Some 30 miles north of Santiago de Cuba, and 50 miles south of Antilla, the shipping point on Nipe Bay, are two small colonies only a few miles apart known as Paso Estancia and Bayate. There are some 40 or 50 permanent settlers in Paso Estancia, Americans, Canadians and English. They have made clearings in the thick virgin forests and made for themselves comfortable and rather artistic little homes; frame buildings covered with zinc roofs, perched on hillsides, convenient to swift running streams.
The “Royal Palm” Hotel, a cement building, furnishes accommodations for newcomers and guests. The view from the hotel, looking across a delightful panorama of forest covered hills and valleys, gives a certain lasting charm to the vicinity.
The settlers of this section evidently were advised of the mistakes made in other parts of the Island, and while the growing of citrus fruits seems to have been the main object, food products, corn, vegetables, coffee, cacao, cattle, hogs and forage were not neglected.
A few miles south is the colony of Bayate, settled very largely by Swedish Americans, whose programme has been quite a departure from that of other colonists in Cuba. Their children are being taught Spanish in the schools so that they may bring their parents more closely in contact with their Spanish speaking neighbors. There are approximately 200 settlers in this community, most of whom have devoted their energies to growing sugar cane, for which the land in the neighborhood is excellently adapted. The Auza mill, twelve miles further down the railroad, buys all of the cane they can raise, giving them in exchange 5½ lbs. of sugar for every 100 pounds of cane. There is a very decent little hotel, built of mahogany and cedar, furnishing accommodations to guests who may happen to stop.

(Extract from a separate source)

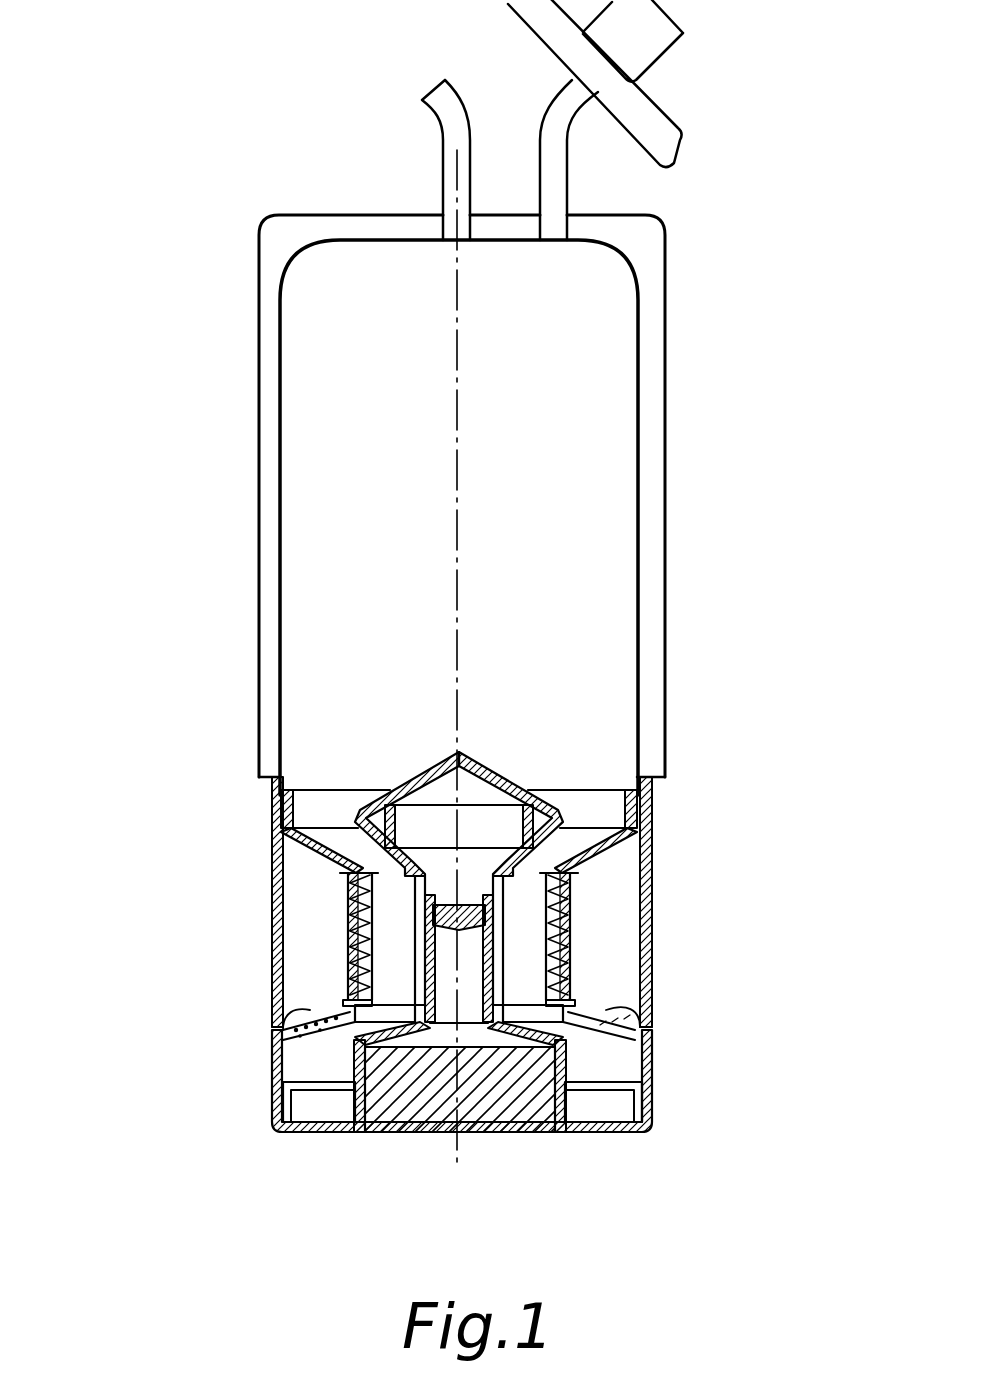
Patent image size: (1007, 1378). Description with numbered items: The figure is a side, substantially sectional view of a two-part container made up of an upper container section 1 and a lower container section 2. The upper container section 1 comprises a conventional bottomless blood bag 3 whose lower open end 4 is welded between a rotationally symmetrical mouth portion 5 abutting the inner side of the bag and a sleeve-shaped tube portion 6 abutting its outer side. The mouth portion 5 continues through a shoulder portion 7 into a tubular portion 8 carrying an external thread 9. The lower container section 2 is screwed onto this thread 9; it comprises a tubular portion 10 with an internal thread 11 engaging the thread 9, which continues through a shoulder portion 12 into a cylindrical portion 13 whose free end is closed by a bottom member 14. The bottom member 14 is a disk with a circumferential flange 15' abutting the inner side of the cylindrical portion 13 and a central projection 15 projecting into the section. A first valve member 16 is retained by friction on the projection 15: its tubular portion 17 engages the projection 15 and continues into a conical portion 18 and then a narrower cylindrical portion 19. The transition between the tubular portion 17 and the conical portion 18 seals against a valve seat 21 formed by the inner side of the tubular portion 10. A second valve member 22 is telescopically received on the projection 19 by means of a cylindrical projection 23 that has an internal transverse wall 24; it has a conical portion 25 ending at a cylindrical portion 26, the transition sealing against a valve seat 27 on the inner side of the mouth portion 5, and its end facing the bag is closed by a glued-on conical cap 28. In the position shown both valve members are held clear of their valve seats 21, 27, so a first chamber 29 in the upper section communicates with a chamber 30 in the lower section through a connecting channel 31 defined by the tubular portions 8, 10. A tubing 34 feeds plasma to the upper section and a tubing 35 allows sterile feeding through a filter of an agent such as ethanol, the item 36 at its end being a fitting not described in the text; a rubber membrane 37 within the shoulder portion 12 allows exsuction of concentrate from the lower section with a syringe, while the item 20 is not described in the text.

The upper container section 1 is at (674, 749).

Bayate has its school house, for which the Cuban Government furnishes two teachers, one of whom teaches in Spanish and the other in English. Most of the settlers have their own cows, pigs and an abundance of chickens. Some of them are planting coffee and cacao on the hill sides. Two crops of corn may be easily grown in this section, and nothing perhaps in Cuba, brings a better price, especially in the western end of the Island.